There's an interesting problem with Git and, indeed, any version control system. These systems are designed to track changes over time, so you write some code, record those changes, write more code, record those new changes, and the history is preserved. The problem is, what if you want to change the history itself?

Let's say it turns out that your first change was actually a mistake. You could commit a third change that reverts the first one, but that's not the same thing as removing your mistake entirely; you can still see it in the history. Alternatively, you could go in and edit the history to make it appear like your mistake never happened. The decision between these options is a matter of considerable debate.

Ultimately, the problem that Git is designed to solve is maintaining a consistent history, and it can't do that when you go back and meddle with the timelines. However, there are various aesthetic (who cares about my fifty "oops now it's really fixed" commits?) and practical (what do I do if I committed a secret key?) reasons to rewrite history. So you end up with weird compromises, like only editing history if you're really sure nobody else will see it, or coordinating your changes manually ("hey, do you have my latest rebase? No, I mean the one after that one...") Exactly the problem Git was meant to solve in the first place!
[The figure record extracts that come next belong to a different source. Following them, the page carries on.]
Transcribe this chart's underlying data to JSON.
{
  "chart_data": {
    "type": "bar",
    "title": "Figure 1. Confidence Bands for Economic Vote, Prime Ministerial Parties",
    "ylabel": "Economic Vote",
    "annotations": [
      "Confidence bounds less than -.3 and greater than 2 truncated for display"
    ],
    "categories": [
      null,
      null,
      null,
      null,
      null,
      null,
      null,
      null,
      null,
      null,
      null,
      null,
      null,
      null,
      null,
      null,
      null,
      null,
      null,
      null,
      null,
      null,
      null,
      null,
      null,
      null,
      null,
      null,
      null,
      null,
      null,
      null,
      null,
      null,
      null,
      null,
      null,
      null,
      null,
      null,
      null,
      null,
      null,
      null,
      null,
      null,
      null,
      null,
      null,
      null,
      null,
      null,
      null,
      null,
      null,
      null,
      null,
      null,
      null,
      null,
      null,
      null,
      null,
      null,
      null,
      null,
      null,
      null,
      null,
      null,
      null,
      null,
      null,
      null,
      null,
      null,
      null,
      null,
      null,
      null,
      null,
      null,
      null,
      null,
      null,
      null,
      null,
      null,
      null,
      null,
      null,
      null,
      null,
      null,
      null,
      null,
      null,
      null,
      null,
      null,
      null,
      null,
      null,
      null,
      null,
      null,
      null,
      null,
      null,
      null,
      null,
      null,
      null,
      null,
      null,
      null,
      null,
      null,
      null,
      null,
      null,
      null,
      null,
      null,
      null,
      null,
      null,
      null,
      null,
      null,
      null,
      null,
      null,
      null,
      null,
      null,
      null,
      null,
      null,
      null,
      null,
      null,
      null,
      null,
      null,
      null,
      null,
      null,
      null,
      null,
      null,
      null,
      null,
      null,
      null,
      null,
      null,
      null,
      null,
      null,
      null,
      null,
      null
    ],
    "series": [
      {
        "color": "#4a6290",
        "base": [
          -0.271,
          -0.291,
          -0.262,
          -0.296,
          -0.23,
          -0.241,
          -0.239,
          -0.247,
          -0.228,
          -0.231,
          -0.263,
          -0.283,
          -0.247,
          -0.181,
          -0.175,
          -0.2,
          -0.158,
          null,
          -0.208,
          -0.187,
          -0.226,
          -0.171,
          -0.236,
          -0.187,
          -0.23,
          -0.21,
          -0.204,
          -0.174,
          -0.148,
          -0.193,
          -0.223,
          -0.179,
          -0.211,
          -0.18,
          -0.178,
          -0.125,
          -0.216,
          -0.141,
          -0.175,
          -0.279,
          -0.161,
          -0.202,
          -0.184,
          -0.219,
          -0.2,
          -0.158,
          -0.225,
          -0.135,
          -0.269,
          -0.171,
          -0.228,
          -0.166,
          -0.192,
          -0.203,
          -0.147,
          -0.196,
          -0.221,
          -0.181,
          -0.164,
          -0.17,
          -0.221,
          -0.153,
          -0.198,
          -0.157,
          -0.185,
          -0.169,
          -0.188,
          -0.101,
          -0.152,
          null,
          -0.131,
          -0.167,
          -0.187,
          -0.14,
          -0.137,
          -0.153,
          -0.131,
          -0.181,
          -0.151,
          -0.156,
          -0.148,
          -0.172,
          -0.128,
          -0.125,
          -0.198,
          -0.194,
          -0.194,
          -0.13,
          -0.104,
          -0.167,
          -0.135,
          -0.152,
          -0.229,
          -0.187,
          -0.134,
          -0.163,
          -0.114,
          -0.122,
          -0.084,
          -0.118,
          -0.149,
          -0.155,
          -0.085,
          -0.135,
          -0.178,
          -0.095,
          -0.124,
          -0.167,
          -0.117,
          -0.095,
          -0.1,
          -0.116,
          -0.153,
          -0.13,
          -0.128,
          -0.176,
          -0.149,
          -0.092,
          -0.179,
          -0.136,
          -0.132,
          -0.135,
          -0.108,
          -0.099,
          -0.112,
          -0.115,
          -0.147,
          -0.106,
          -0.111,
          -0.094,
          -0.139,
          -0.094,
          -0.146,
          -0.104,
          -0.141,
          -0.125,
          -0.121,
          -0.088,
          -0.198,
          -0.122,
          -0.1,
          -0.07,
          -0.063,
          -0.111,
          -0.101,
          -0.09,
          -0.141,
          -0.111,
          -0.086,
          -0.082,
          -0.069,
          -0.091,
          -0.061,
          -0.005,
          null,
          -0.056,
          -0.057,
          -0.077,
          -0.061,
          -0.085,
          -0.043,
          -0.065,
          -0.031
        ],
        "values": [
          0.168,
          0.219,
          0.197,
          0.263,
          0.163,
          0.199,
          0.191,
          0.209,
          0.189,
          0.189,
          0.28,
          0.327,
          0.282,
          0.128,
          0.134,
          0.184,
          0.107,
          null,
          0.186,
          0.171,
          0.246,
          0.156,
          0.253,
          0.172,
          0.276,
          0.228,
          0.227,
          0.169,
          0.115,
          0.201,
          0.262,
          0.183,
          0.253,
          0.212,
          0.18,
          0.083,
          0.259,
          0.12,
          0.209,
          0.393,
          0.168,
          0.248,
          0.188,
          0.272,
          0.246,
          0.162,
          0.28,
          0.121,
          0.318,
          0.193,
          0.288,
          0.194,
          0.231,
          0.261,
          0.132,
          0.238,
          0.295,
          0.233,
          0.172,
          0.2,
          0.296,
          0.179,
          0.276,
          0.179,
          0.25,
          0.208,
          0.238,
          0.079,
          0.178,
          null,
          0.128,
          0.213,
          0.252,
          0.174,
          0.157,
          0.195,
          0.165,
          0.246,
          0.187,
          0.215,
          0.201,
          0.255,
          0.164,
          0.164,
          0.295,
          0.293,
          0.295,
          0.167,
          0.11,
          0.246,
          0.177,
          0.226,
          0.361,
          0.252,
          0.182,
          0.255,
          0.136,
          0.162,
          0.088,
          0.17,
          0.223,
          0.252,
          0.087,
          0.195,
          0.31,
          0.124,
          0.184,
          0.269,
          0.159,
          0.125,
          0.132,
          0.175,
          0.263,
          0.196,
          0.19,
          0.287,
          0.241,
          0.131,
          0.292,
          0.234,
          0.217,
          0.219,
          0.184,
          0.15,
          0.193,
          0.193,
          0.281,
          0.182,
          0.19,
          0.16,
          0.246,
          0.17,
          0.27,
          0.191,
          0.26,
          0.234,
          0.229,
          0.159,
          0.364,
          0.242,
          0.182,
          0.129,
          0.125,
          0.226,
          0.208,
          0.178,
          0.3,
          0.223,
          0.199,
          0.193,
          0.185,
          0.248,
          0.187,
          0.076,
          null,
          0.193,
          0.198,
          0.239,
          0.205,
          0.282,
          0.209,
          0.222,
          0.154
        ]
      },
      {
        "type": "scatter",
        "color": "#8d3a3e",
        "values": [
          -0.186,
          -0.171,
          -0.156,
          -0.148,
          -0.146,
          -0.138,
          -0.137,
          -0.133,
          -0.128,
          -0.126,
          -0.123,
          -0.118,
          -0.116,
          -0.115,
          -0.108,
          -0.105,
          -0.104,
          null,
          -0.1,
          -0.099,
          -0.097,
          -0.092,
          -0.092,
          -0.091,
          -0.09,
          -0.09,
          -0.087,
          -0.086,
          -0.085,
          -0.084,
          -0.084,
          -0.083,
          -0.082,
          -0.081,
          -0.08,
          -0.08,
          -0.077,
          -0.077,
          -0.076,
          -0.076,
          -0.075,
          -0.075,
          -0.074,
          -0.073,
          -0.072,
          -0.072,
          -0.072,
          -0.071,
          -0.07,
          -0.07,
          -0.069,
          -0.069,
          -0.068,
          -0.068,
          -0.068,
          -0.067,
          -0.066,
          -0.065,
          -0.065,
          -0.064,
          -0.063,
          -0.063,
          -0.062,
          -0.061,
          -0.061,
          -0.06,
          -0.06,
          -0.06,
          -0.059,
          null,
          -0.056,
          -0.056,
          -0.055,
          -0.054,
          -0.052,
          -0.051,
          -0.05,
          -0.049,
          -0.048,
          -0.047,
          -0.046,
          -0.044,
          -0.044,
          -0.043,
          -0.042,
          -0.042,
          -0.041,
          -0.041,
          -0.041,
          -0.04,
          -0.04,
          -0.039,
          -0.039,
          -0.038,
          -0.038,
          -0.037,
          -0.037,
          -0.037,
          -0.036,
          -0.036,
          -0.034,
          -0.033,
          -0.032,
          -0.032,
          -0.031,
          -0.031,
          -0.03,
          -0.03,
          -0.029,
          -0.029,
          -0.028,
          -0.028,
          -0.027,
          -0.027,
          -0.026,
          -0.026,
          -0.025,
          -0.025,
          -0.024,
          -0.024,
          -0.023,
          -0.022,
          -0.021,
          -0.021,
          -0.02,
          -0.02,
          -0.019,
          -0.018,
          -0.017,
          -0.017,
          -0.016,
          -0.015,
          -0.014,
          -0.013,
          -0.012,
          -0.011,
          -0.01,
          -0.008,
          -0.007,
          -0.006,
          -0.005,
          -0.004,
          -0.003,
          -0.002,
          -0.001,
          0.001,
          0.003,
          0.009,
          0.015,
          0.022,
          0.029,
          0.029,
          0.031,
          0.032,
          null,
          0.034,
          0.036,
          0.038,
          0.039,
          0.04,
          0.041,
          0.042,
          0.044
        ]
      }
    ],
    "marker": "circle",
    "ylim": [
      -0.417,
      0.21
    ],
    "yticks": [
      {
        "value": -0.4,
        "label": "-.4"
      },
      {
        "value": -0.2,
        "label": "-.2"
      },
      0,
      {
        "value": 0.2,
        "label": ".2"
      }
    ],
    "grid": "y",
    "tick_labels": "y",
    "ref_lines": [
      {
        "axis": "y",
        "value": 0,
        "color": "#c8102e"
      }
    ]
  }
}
The central issue is mutability. We can have a consistent mutable codebase because we have an immutable history to coordinate it. Once you start making changes to that history, it stops being immutable, and you lose that consistency. If we want the history to be consistent and mutable, we need to use the same trick we used to make our mutable code consistent: another history.

Essentially, this is something like what I described in a null of nulls. Changes to code form a history, changes to the history form a meta-history: a history of histories. Each thing you change needs a level of history above it. Adding a meta-history to Git would allow you to have a nice, curated history for human consumption while giving the tools enough information to handle synchronisation properly.

There is something a little bit like a meta-history already, in the form of the git reflog, but it's nowhere near sophisticated enough. It's mostly designed for human repair when history-rewriting goes wrong. What if, instead, there was some in-system representation, like a reflog but with enough information to synchronise, merge and reconstruct history changes? It might even turn out to be similar enough to the existing commit structure that most of the code and storage format would be the same.

Of course, the obvious question is: what if you want to make changes to the meta-history? That seems like the kind of problem that will come up eventually and there's no reason why you can't. Assuming the meta-git format is flexible enough to reference itself, you can get as many levels of meta-history as you need. That's not to say it's a good idea, though. One extra level of history is already complex enough.